I think my Mom is more excited about my leaving the country than I am.

"Oh, you're going to have such a wonderful time! You'll have some brilliant experiences, and these are the years to do it." She squeezes me hard, trapping my arms against my sides in her embrace, and I mouth 'help me' at Phil as he watches us in amusement.

"You'll have a blast, Bella," he agrees, grinning at me.

"Thanks guys. I knew you'd be cool about it," I say gratefully. I really am thankful. I couldn't ask for a more supportive Mom, or a more supportive Phil.

"Of course we would!" Mom answers. "When Cathy suggested it to me I almost answered yes for you!"

Wait, what?

"And it's not that we don't want you around darling, it's been lovely having you back at home. But I know you're –"

"Wait, what? You already knew I might go?" She looks at me patiently, and the corners of her mouth are curling like she's trying not to laugh at me.

"Did you think you and Alice are the only ones who talk? I knew days ago! Ha, as if my sister could keep something like that from me. I knew you would need some time to think things over on your own without me confusing you even more." She tucks a thick lock of long hair behind my ear for me. "I was dying to ask you about it earlier though."

"I knew it, I told Alice earlier I thought you knew! Fancy you keeping quiet about it for all that time, you must have been ready to explode," I tease. I really am amazed that she managed to keep quiet, and honestly, grateful. I know she would have been trying to encourage me to go, and that on top of Alice's persistence would have driven me crazy.

"Oh hush, you," she says, poking me on the arm.

"How long do you think you'll stay for?" Phil asks.

"I don't really know." I have been thinking about this since I got off the phone with Alice, and I'm not sure if I should set a date to come home.

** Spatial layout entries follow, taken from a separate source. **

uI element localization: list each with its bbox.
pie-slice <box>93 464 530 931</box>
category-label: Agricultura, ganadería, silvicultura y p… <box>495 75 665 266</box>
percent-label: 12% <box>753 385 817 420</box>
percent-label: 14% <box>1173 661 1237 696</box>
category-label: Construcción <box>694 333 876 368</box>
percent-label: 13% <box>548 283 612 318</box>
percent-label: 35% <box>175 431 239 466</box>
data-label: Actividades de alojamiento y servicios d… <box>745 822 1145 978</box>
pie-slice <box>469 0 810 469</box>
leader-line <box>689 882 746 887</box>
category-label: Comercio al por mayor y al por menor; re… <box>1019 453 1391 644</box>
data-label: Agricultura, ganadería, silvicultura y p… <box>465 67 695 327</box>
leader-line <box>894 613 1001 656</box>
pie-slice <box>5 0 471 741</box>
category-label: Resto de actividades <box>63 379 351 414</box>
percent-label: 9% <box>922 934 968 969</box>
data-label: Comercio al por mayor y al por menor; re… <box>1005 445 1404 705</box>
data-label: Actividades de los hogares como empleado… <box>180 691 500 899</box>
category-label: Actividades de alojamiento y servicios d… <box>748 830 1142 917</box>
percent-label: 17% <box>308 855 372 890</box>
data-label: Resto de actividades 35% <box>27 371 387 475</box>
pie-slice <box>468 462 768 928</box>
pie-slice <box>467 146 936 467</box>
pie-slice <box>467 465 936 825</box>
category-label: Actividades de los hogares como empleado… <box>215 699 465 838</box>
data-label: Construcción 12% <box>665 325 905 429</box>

"You don't have to decide anything now," Mom says breezily, waving her hand in dismissal. "The invitation was open-ended. Cathy says she's happy to have you for as long as you'd like to stay, be it weeks or years. And she doesn't expect any money from you either."

"Oh no, Mom, I can't do that." How can I live in their house and not pay my way? That would be completely unfair.

"Of course you can! God knows, she has more than enough money to keep you without it making a dent in her wallet –"

"That's not the point!"

"And you have your savings," she continues, as if I hadn't just spoken, "that will get you by as far as spending money is concerned, and if you want to get a little job, well, I don't know how it works but you were born in the UK so you're technically a British citizen, so we can find out about that." This is the most organised I have ever heard my Mom. It's kind of freaking me out a little bit.

"And we'll pay for your plane ticket," Phil interjects.

"Oh guys, no," I complain. I know they don't have a lot of money, and this is the last thing they need. "Thank you so much for the offer, but I've got plenty in my savings, it's not an issue."

"Nonsense!" Mom insists. "You're my daughter, it's the very least we can do for you. I'm going to call Cathy so we can get the ball rolling. Phil, why don't you get the suitcases out of the attic so she can start packing? It's going to take a while for you to do it, so you might as well start now."

I can't believe how quickly this is all happening. I must look like I'm panicking because Phil tells Mom to calm down a bit and give me some time to wrap my head around all of this, but I insist that she is right and that I want to leave as soon as I can.

If I'm going to do this, I might as well throw myself head first into it, right?